A Meshless Local Petrov-Galerkin Method for Magnetic Diffusion in Non-magnetic Conductors
J.N. Johnson; and J.M. Owen

doi:10.3970/cmes.2007.022.165
 Source CMES: Computer Modeling in Engineering & Sciences, Vol. 22, No. 3, pp. 165-188, 2007 Download Full length paper in PDF format. Size = 549,160 bytes Keywords meshless method, local weak form, magnetic field, diffusion, resistivity, conductivity, conductor, moving least squares, anisotropic, Maxwell's equations, magnetohydrodynamics Abstract In this paper, we propose a Meshless Local Petrov-Galerkin method for studying the diffusion of a magnetic field within a non-magnetic ($\mu = \mu _0$) conducting medium with non-homogeneous and anisotropic electrical resistivity.
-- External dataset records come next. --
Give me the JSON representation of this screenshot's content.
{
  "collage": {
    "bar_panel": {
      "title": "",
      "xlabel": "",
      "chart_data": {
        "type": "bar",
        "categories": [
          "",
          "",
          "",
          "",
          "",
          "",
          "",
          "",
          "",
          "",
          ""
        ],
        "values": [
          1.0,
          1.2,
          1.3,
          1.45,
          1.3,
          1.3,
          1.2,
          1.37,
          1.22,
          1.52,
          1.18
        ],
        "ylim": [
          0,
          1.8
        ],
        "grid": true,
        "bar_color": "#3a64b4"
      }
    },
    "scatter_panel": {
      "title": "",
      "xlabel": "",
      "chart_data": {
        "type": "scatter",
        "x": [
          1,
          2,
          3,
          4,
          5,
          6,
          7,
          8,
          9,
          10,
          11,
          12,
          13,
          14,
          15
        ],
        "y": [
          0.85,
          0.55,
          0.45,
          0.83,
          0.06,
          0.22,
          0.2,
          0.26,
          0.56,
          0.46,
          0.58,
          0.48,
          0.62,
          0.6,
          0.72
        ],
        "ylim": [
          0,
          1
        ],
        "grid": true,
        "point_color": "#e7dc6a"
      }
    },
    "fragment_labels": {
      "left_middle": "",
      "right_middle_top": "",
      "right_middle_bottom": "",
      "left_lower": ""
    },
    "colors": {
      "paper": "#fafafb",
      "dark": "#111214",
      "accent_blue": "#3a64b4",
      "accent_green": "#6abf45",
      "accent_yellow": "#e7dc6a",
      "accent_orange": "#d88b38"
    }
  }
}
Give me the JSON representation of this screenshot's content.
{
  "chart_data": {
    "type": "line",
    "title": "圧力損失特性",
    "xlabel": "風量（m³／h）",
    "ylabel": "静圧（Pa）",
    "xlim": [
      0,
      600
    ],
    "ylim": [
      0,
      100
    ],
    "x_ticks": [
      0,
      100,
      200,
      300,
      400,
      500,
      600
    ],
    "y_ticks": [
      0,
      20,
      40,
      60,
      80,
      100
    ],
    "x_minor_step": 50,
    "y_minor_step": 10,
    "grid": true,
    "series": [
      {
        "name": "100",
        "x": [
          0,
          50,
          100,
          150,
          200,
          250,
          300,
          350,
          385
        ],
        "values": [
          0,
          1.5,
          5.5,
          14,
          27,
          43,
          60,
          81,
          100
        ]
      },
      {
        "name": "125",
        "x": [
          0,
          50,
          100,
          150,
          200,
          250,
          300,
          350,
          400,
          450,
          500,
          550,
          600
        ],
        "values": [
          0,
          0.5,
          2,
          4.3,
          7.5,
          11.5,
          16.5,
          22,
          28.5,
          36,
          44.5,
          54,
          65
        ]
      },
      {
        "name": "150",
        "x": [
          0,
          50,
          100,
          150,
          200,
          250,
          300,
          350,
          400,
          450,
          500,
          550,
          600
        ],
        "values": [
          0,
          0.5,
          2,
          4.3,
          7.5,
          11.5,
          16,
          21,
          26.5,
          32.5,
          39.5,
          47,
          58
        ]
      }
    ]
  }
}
We derive a local weak form for the magnetic diffusion equation and discuss the effects of different trial/test functions and nodal spacings on its solution. We then demonstrate that the method produces convergent results for several relevant one-dimensional test problems for which solutions are known. This method has the potential to be combined with other mesh-free methods such as Smoothed Particle Hydrodynamics (SPH) to solve problems in resistive magnetohydrodynamics, which has several applications in astrophysics, plasma physics, and engineering.